Chrusciak-Talhari et al. compared miltefosine with intravenous glutamine, and patients were allocated in a 2 : 1 ratio. The study included 90 patients aged 2–65 years, who were divided into two groups according to age: 2–12 years (n = 30) and 13–65 years (n = 60). The Leishmania species was identified by polymerase chain reaction in all patients, and in the majority of patients was confirmed as L. guyanensis. The primary end point was definitive cure at 6 months. Overall, complete re-epithelialization was higher in the miltefosine group than in the antimony group, 71% vs. 54% (P = 0·05).
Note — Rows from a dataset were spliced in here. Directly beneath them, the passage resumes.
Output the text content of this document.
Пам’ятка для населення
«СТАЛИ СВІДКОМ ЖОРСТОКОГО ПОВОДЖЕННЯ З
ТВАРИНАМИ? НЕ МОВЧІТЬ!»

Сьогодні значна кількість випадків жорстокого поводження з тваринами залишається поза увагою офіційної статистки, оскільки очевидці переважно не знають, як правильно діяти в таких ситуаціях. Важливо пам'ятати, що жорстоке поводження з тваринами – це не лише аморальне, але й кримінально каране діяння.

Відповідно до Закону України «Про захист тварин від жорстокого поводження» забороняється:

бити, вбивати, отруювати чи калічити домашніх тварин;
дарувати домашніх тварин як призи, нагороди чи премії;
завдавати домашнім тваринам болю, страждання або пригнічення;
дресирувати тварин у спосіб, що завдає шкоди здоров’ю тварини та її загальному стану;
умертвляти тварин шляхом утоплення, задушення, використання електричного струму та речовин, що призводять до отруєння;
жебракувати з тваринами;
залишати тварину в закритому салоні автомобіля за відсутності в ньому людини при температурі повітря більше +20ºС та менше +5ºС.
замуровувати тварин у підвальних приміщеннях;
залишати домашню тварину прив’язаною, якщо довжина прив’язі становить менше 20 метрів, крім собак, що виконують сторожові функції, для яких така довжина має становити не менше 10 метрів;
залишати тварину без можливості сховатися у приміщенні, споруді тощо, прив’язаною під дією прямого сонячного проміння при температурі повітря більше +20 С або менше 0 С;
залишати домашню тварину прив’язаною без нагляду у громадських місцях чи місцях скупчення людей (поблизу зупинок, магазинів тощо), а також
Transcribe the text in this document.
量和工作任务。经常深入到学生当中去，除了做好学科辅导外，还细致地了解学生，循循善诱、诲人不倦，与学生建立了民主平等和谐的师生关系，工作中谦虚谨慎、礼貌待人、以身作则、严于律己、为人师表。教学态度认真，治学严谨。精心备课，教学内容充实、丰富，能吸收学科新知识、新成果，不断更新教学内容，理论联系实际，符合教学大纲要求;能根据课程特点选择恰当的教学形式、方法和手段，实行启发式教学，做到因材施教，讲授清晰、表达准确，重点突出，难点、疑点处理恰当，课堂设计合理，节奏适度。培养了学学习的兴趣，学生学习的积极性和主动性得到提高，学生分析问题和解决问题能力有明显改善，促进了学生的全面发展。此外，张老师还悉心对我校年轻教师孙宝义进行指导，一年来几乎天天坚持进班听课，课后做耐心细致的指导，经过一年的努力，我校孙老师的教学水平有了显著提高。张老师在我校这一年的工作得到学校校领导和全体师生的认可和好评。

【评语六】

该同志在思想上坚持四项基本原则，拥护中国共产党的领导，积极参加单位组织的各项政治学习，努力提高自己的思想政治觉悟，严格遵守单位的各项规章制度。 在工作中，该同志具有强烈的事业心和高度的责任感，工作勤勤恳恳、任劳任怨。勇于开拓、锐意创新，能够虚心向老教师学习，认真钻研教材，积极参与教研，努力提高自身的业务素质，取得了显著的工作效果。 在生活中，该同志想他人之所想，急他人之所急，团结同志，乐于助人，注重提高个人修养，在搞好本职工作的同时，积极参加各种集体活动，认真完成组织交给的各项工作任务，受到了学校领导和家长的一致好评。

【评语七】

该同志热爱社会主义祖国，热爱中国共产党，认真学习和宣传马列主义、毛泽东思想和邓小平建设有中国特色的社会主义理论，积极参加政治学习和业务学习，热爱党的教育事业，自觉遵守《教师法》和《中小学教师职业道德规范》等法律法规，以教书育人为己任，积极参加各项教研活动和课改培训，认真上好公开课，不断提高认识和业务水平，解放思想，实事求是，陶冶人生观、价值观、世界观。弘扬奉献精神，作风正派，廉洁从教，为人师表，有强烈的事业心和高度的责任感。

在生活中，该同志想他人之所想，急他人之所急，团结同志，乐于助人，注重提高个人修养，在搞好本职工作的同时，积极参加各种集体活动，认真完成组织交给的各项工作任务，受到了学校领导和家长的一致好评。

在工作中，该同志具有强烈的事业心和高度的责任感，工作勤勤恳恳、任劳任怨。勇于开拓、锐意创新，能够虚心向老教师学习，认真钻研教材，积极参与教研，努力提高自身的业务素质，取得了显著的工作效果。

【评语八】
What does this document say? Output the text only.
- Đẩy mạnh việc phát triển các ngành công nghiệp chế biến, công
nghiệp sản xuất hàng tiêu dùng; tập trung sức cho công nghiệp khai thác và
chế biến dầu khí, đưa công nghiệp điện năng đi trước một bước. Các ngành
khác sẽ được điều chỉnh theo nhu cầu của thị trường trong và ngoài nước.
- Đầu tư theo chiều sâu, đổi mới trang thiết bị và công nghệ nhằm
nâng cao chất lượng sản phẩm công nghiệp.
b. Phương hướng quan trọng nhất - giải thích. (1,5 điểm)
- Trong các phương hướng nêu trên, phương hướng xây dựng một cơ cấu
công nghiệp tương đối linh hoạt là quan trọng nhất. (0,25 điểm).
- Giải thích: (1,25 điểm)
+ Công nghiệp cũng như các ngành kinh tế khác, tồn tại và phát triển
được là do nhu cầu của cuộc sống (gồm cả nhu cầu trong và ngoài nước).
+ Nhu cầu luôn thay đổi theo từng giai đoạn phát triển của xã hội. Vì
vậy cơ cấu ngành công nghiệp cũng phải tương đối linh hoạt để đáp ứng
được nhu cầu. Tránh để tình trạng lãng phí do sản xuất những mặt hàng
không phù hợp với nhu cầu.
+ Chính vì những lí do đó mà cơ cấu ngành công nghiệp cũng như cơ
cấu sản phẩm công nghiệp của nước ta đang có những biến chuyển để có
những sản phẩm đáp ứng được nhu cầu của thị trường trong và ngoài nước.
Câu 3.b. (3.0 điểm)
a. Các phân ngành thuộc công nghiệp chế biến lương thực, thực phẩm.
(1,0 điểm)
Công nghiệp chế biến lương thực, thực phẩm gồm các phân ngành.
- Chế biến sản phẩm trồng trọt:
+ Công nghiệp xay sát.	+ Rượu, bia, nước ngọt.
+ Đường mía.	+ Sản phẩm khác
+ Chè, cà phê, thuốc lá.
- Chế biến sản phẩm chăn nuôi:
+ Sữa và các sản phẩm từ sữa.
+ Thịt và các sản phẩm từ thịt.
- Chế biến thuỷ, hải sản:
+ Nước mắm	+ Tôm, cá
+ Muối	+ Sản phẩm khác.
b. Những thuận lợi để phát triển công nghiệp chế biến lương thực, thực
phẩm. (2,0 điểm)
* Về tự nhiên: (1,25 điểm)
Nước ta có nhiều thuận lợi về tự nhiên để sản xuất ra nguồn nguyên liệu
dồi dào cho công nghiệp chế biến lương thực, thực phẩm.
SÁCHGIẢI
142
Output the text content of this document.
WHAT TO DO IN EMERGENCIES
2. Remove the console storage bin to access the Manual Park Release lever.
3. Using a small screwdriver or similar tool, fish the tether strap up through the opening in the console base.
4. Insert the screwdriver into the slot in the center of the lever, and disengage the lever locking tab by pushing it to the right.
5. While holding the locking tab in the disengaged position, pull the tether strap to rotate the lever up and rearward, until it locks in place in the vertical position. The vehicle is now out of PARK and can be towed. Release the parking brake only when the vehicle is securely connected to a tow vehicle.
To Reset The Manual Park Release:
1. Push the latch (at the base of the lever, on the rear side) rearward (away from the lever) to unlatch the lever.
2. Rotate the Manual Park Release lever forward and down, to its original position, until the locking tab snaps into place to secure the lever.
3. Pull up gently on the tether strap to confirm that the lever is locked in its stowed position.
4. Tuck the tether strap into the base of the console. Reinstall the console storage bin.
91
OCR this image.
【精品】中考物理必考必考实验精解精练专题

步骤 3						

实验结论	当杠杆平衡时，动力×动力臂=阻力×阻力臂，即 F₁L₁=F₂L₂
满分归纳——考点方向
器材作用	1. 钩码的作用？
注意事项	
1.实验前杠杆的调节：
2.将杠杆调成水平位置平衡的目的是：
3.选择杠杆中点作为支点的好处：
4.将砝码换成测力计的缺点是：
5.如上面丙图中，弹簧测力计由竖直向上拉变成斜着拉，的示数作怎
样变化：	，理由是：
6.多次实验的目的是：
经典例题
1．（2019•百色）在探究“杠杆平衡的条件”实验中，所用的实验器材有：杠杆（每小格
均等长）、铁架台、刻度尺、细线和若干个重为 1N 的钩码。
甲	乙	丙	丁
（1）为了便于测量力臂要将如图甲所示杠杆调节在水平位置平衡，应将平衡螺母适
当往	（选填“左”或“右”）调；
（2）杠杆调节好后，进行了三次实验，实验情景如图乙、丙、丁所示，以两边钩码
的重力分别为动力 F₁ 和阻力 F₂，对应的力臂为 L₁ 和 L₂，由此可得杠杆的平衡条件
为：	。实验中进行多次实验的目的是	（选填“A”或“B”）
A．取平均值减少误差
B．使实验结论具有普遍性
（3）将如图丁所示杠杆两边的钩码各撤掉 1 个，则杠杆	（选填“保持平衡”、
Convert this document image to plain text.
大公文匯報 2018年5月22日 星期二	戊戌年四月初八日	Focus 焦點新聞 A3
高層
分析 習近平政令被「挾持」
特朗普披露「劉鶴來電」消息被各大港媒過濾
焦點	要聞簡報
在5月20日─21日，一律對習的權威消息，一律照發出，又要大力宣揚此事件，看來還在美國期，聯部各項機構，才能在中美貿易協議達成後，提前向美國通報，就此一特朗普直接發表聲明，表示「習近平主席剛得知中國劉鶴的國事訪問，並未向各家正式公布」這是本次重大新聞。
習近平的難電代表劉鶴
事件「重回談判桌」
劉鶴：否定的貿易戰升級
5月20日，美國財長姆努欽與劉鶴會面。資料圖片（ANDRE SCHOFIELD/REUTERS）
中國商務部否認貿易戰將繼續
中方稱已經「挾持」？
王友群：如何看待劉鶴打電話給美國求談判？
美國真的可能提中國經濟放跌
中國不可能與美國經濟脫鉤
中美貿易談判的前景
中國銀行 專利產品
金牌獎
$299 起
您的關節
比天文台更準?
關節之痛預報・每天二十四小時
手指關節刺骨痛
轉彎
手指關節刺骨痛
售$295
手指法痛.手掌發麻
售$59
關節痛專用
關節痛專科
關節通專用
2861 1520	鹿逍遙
In the patients aged 2–12 years there was no statistically significant difference in response between the miltefosine and antimony groups, 63% vs. 55% (P = 0·65). There were no serious adverse events in the trial and no withdrawals secondary to adverse events. The patients were randomly allocated, but it is not clear whether the evaluators were blinded. Intention-to-treat analysis was not performed, as six randomized patients were not included in the analysis. The 2–12-year age group was small, and again may have been underpowered to detect a difference.